A full-length sculptural relief of the Soviet dictator Joseph Stalin appeared last week in Moscow’s Taganskaya metro station, as part of what have been described as efforts to restore original designs. Visitors have since laid flowers at the site, beneath the likeness of the leader who was responsible for millions of deaths.
Russia's arts and heritage professionals have, however, cast doubt on the quality of the work. And, as Russia intensifies its attacks on Ukraine, have questioned its meaning as a symbol of President Vladimir Putin’s rule.
The Moscow Metro, which was launched in 1935 under Stalin, announced the relief as an exact copy of an original made in 1950 on 15 May. It was presented as a gift to passengers to mark the metro system’s 90th birthday.
However, the art historian Elizaveta Likhacheva took to her Telegram channel to criticise the work.

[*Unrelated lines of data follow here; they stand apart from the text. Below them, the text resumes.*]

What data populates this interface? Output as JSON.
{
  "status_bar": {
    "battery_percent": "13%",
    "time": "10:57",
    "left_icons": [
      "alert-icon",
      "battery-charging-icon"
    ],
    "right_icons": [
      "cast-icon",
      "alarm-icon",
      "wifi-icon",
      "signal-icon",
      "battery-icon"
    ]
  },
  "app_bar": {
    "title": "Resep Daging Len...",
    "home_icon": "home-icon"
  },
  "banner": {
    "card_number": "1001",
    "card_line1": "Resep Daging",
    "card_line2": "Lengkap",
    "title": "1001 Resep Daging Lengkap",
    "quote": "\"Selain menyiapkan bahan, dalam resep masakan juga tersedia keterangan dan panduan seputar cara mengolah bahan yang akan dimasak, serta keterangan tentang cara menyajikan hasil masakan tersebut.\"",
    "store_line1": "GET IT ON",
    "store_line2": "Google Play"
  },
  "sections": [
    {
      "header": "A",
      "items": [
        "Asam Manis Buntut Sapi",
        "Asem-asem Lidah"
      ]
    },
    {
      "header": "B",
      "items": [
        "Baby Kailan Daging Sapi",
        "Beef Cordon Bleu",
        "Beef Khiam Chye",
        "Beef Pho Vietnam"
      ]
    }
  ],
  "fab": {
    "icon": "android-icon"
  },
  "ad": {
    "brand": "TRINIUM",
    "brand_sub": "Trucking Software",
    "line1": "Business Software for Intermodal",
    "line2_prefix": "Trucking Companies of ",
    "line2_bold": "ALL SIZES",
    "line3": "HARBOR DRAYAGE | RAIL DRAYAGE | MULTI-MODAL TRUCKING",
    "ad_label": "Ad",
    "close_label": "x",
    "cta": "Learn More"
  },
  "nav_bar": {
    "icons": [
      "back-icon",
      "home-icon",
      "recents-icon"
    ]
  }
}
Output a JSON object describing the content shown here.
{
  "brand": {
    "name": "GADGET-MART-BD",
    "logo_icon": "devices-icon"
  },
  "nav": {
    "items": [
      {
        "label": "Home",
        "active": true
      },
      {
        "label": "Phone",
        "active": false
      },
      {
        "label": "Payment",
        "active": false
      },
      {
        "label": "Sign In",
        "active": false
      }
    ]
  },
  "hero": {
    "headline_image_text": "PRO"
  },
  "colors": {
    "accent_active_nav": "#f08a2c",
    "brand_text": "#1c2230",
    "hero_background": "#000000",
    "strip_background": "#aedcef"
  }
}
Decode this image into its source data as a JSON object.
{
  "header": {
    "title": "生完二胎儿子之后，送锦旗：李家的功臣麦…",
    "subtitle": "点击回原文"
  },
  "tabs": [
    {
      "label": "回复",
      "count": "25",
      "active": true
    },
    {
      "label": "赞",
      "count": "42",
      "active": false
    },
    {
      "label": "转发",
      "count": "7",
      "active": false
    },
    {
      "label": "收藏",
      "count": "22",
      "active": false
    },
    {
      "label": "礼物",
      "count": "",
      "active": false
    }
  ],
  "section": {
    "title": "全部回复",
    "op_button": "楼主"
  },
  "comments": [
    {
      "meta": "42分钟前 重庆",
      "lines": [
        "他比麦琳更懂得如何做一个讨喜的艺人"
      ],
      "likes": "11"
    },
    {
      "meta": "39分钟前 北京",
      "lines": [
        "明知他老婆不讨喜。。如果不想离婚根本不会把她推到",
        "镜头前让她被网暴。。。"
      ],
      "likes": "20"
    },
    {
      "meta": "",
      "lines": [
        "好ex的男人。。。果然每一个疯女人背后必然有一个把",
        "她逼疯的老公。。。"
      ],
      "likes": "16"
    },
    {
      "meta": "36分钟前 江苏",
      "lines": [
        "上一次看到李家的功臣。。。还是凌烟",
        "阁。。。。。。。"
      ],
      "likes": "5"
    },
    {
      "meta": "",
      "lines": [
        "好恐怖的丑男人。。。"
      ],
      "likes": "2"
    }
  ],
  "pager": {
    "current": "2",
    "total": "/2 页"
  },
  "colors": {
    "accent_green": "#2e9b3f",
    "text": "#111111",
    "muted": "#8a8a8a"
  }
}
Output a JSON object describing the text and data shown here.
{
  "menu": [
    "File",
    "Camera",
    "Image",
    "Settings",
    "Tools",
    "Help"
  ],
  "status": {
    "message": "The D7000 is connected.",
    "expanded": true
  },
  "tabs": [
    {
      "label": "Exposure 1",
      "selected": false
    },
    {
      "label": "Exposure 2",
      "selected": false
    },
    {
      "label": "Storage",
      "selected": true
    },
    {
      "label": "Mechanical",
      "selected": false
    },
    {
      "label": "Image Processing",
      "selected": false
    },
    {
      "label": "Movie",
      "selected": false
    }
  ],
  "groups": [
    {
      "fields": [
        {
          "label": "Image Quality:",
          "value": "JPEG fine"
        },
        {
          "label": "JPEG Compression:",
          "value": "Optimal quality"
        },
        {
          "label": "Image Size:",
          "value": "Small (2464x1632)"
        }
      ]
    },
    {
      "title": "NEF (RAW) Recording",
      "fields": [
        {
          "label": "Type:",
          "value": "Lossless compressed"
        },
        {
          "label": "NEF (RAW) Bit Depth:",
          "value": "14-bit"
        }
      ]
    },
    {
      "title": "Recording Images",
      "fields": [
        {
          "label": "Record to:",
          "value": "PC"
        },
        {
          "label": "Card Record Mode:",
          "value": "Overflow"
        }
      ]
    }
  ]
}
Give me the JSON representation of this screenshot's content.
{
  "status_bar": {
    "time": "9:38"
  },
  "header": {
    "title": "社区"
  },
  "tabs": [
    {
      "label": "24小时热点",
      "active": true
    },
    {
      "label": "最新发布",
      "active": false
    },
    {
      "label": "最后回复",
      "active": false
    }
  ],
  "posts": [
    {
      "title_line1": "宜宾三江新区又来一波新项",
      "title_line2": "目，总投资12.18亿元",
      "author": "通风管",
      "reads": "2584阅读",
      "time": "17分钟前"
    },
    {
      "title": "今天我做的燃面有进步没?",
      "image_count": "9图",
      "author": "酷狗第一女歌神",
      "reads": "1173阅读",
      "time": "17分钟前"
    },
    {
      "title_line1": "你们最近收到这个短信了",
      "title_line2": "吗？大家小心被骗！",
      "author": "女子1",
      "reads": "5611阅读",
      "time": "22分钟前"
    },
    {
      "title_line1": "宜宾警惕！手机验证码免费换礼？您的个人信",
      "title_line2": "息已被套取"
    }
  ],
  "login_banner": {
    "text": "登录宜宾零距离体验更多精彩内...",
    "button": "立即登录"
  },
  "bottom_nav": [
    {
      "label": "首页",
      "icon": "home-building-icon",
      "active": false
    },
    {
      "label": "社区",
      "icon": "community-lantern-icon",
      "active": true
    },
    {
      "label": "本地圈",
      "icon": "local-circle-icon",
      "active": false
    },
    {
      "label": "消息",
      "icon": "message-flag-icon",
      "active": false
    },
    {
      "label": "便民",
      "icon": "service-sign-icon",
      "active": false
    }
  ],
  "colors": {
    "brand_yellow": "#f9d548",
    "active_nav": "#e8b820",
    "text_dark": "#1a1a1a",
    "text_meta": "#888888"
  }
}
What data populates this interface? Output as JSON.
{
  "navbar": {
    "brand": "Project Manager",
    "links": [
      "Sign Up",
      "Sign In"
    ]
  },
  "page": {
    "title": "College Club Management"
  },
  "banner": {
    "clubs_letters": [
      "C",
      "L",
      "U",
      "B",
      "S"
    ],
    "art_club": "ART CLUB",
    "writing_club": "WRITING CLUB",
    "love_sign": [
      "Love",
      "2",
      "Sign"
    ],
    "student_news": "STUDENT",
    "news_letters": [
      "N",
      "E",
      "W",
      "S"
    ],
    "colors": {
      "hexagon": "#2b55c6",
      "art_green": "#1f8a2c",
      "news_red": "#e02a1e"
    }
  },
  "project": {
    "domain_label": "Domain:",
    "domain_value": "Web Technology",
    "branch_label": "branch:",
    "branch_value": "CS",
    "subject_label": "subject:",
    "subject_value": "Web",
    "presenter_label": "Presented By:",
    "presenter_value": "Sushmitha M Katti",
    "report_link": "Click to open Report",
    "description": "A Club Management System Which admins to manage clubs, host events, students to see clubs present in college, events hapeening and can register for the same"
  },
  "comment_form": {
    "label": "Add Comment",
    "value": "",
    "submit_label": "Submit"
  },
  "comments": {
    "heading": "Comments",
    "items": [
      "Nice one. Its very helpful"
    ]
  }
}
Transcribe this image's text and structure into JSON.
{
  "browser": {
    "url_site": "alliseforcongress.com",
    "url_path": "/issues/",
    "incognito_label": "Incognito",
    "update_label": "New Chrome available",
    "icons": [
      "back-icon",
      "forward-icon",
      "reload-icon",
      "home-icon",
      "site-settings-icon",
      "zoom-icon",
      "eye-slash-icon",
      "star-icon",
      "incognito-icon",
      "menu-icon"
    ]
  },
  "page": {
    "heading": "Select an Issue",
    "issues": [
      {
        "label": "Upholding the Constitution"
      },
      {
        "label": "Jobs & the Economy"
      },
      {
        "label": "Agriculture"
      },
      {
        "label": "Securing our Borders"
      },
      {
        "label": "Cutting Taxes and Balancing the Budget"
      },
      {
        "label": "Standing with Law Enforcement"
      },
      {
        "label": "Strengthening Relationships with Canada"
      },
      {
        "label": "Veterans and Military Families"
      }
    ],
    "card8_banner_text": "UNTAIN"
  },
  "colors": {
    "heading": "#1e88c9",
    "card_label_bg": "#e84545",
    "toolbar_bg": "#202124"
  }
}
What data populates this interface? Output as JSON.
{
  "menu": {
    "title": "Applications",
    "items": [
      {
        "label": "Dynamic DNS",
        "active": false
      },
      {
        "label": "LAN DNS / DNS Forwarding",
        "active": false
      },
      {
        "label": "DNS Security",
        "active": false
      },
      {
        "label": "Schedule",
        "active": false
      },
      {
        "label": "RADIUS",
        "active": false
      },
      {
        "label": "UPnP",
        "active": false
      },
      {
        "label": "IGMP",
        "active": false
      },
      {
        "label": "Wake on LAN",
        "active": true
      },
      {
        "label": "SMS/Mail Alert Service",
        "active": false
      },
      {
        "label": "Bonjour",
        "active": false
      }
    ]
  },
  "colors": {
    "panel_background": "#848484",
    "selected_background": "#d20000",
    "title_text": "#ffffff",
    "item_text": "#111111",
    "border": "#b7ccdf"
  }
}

Likhacheva, who was ousted earlier this year as director of Moscow’s Pushkin State Museum of Fine Arts, described the sculpture as a “poorly-made 3D-printed” copy, which has been “crudely painted to look like glazed porcelain”.
The sculptural composition, which depicts a youthful Stalin against the background of St. Basil’s Cathedral on Red Square and the Kremlin’s Spasskaya Tower, was originally named Gratitude of the people to the leader-commander or Stalin and the youth. It was made of plaster by the sculptors Yevgenia Blinova and Pavel Balandin for Taganskaya station’s opening in 1950, and included depictions of four cities—Leningrad, Stalingrad, Sevastopol and Odesa—which Stalin designated as “hero cities” for their role in the Second World War.
In 1955 the sculpture was replaced by a variation made from majolica. Stalin was then removed from the composition in the late 1950s during the period of de-Stalinisation under the rule of Nikita Khrushchev. The rest of the work disappeared after reconstruction of the station in 1966.
According to Russian media reports, as of 2023 there were 110 monuments to Stalin around the country, with 95 installed under Putin, including some during the past two years. A bust of Stalin was unveiled in Melitopol in the Russian-occupied Zaporizhzhia region of Ukraine on the 9 May Victory Day holiday. In 2009, words of praise to Stalin were restored at the Kurskaya metro station, which is the next stop after Taganskaya.
Located between Kurskaya and Taganskaya, the Sakharov Center documented Stalin’s crimes, alongside the human rights abuses of which Russia has been regularly accused under Putin’s rule, until it was shut down by court order in 2023. The organisation, named after the late dissident physicist Andrei Sakharov, managed to transport its collection and archives out of Russia. It continues its advocacy in exile.
The museum’s director, Sergei Lukashevsky, left Russia after its full-scale invasion of Ukraine in February 2022. He was sentenced in absentia last year to eight years in prison for spreading “fakes”—or false information—about the Russian military.
Speaking from exile in Berlin, he tells The Art Newspaper that the resurfacing of Stalin in the metro “is undoubtedly yet another insult to the memory of the millions of victims of his terrible rule” and part of the Putin regime’s battle against memory.
“The regime needs symbolic props that glorify the state and its power, and not the living memory of people and their history,” he says. “It will be much easier to remove the sculpture from Taganskaya station than to root out the inhumanity, cruelty and tyranny that the current regime has once again made the basis of power in Russia.”